My research interests lie in the broad areas of machine learning, data mining, and social network analysis.
Here are my CV, LinkedIn profile , my Google scholar citation, and BibTeX Listing

Here is my research statement.

Elaheh Raisi
Research Area:
My advisor and I work on cyberbullying identification on social media. Detrimental online behavior such as harassment and bullying is becoming a serious problem as people communicate over the Internet more than ever before. We created an automated data-driven algorithm for detecting cyberbullying incidents using weak supervision. By starting with a small, user-supplied seed dictionary of high-precision bullying indicators, we simultaneously discover instigators, victims, and vocabulary of words indicates bullying. We observed interesting results on three social media datasets: Twitter, Instagram, and Ask.fm. We are working on creating a more formal probabilistic model for bullying to robustly incorporate noise and uncertainty.
We are also working on learning in probabilistic graphical models where the available data are incomplete. Including latent variables in graphical models causes computational costs incurred by the unknown values of latent variables. Many methods introduced for learning models with latent variables are expensive because they need repeated inference, which is not an easy process since it requires many iterations to converge. We are trying to speed up learning on discrete Markov random field by applying the dualization of belief propagation inference. We examine different inference methods (Belief Propagator, TRW BP, Convex BP, Max-Margin BP, MPLP). We test this method to image segmentation task on horse and scene understanding datasets.
Honors and Awards:
  • Tapia travel award from Virginia Tech, Fall 2018.
  • Best graduate student poster presentation award at the Virginia Tech SAIC Integrated Security Colloquium, 2018.
  • Received stipend bonus from Computer Science department at Virginia Tech for excellent progress, 2017.
  • Best paper award at Learning with Limited Labeled data workshop at NIPS for the paper titled “Co- trained Ensemble Models for Weakly Supervised Cyberbullying Detection”, 2017.
  • Best paper award for the paper titled "Cyberbullying Detection with Weakly Supervised Machine Learning", ASONAM 2017.

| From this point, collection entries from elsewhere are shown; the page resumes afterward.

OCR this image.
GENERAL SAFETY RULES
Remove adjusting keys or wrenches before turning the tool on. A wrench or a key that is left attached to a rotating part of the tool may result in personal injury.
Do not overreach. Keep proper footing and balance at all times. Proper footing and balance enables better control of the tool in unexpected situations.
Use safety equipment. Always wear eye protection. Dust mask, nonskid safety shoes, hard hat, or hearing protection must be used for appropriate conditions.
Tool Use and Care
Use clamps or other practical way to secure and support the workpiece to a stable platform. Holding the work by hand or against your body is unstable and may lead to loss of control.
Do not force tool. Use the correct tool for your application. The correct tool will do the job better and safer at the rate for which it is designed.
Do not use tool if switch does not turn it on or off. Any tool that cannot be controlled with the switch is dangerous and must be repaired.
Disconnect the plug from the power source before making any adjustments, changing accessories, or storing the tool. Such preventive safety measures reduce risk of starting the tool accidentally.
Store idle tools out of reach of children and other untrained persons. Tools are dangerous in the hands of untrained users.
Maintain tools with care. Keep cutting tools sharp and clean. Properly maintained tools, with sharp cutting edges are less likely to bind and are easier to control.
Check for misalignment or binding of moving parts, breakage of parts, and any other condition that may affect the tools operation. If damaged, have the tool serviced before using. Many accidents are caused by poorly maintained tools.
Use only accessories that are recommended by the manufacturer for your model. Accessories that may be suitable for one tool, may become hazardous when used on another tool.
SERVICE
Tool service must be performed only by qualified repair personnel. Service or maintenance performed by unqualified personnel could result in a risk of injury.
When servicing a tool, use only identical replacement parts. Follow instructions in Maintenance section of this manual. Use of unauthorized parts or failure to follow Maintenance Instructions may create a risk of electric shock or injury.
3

  • Women in Machine Learning (WiML) workshop Travel Award, 2017.
  • Grace Hopper Celebration Student Scholarship, 2017. Sponsored by RetailMeNot.
  • Best poster presentation at the ISVT cultural showcase and poster symposium, 2016.
  • CRA-Women Grad Cohort Workshop Scholarship, 2016.
  • Runner up for the best project prize, Machine Learning course, 2015.
  • Broadening Participation in Data Mining Travel Scholarship, 2014.
  • Third top Artificial Intelligence student of department in Masters degree graduate students of the year 2008.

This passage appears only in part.